Further Reading: Network Monitoring and Traffic Analysis

Curated, annotated resources to deepen this chapter. Each entry notes the learning path it serves most (🛡️ SOC, 🏗️ Engineer, 📋 GRC, 📜 Cert) and its citation tier. Start with the suggested order; you do not need to read everything before Chapter 21.

Suggested order

  1. Install Wireshark and capture your own traffic (the lab in §10.2) — nothing teaches packet reading like seeing your own TLS handshake and SNI.
  2. Skim the Zeek documentation's "Logs" section to see what conn.log, dns.log, and ssl.log contain — the fields you will query for the rest of your career.
  3. Read a primer on NetFlow/IPFIX to understand flow records and why they scale.
  4. Browse the MITRE ATT&CK techniques for Command and Control (TA0011) and Exfiltration (TA0010) to connect the behaviors in this chapter to the adversary model of Chapter 2.

Standards & primary documents (Tier 1)

  • NIST Cybersecurity Framework (CSF) 2.0 — Detect function. 📋📜 The framework places "continuous monitoring" and "adverse event analysis" at the center of detection; this chapter builds the network half of that capability. Read the Detect outcomes to see where network monitoring fits a program.
  • NIST SP 800-94, Guide to Intrusion Detection and Prevention Systems (IDPS). 🛡️🏗️ Authoritative background on network-based detection, sensor placement, and the IDS/IPS distinction that Chapter 7 introduced and this chapter operationalizes.
  • MITRE ATT&CK — Command and Control (TA0011) and Exfiltration (TA0010). 🛡️ The adversary's playbook for the exact behaviors you detect here (beaconing, application-layer C2, exfiltration over alternative protocols including DNS). The single best map from "attacker technique" to "what to look for."
  • PCI-DSS v4.0 — network monitoring requirements. 📋📜 For regulated environments like Meridian's CDE, the standard mandates monitoring of network traffic and access; useful for grounding the why of full-fidelity taps on sensitive links.
  • RFC 7011, IPFIX Protocol Specification. 🏗️ The standard behind vendor-neutral flow export; skim to understand what a flow record formally is and how collectors receive it.
  • CIS Controls v8 — Control 13 (Network Monitoring and Defense). 📋🏗️ A concise, prioritized list of the network-monitoring safeguards an organization should implement; maps cleanly onto this chapter.

Books (Tier 1)

  • Sanders, C., Practical Packet Analysis (Wireshark). 🛡️🏗️ The standard hands-on introduction to reading packets with Wireshark; works through real captures and the filters you will use daily. The best companion to §10.2.
  • Sanders, C., & Smith, J., Applied Network Security Monitoring. 🛡️ A practitioner's guide to NSM — collection, detection, and analysis — built around the Zeek/flow/full-capture model this chapter uses. Read it to turn the concepts here into an operational practice.
  • Bejtlich, R., The Practice of Network Security Monitoring. 🛡️📋 The book that crystallized "NSM" as a discipline; strong on why network visibility matters and on the collect-detect-analyze workflow. Excellent for the mindset behind §10.1 and §10.6.
  • Collins, M., Network Security Through Data Analysis. 🛡️🏗️ Deeper on flow data, baselining, and analyzing traffic at scale — directly supports §10.4–10.5 and the pktflow.py style of analysis.

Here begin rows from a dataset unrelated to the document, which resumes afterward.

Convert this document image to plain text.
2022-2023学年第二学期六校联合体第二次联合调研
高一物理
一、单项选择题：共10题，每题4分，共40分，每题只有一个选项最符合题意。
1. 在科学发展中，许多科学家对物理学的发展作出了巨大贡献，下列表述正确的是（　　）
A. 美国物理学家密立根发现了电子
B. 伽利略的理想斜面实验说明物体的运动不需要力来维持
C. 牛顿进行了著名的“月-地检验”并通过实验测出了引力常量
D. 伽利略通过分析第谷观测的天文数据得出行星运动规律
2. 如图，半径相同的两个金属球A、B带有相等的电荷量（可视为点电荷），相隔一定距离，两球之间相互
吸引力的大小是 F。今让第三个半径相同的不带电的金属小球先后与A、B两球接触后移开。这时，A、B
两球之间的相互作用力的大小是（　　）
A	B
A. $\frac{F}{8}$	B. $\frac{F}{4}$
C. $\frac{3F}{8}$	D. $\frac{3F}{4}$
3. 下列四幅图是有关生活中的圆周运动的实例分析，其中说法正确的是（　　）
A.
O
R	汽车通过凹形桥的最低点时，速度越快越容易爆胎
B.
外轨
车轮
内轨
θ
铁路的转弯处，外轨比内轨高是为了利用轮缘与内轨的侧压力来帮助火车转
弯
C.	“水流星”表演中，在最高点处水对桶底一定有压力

Free online & tools (Tier 1 / Tier 2)

  • Wireshark (wireshark.org) and tcpdump. 🛡️🏗️ The microscope. Free; install and use on your own traffic. Wireshark's Statistics → Conversations view is flow analysis you can try in five minutes.
  • Zeek (zeek.org) and its documentation. 🛡️🏗️ The open-source NSM platform of this chapter; the docs' log reference is a working analyst's daily companion.
  • Malware-Traffic-Analysis.net. 🛡️ A large library of constructed/teaching PCAPs with exercises — practice spotting C2, exfiltration, and malicious patterns in real-looking captures. (Tier 2: a community resource; excellent for skill-building in your own lab.)
  • SiLK / nfdump / nfcapd. 🏗️🛡️ Open-source flow collection and analysis toolkits; a practical way to experiment with NetFlow/IPFIX data and the aggregations in §10.4–10.5.
  • Security Onion. 🛡️🏗️ A free, all-in-one network-security-monitoring distribution bundling Zeek, flow tools, and a SIEM-like interface — the fastest way to stand up a learning lab for this whole chapter.

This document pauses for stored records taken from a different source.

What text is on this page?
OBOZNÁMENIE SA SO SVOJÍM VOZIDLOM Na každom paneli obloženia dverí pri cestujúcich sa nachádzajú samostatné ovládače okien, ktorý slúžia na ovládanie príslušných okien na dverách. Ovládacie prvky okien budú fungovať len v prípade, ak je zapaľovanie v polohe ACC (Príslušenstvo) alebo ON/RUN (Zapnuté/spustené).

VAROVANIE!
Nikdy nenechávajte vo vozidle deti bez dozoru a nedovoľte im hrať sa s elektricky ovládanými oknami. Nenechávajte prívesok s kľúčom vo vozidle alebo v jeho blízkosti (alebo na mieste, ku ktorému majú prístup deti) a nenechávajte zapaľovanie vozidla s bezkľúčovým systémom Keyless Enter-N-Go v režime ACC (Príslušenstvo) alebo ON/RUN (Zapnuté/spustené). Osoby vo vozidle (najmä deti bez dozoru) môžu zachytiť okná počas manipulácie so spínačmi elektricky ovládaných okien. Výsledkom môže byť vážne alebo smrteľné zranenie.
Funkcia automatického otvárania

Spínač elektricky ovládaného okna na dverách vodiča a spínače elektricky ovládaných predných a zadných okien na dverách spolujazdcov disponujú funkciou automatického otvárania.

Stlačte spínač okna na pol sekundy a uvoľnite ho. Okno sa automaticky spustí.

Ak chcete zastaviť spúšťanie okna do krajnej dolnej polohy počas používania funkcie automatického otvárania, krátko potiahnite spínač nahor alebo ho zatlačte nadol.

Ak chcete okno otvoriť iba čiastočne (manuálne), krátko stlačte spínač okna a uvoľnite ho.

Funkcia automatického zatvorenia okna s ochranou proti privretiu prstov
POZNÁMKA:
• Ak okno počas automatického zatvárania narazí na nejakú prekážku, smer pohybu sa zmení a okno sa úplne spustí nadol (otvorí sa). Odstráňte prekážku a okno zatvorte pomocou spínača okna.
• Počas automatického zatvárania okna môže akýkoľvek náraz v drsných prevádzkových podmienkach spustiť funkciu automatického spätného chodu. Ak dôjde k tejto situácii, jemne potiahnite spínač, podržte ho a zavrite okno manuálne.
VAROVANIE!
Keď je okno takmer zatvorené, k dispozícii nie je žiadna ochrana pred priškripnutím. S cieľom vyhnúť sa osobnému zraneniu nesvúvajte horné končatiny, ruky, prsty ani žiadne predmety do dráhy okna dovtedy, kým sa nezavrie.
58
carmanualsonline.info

⚖️ Authorization & Ethics reminder: Packet capture and traffic analysis record other people's data. Apply these tools only to networks you own or are explicitly authorized to monitor, capture only what you need, and protect captures like the sensitive data they contain (Chapter 39). Practice on your own lab traffic or the constructed PCAPs above — never on networks you do not control.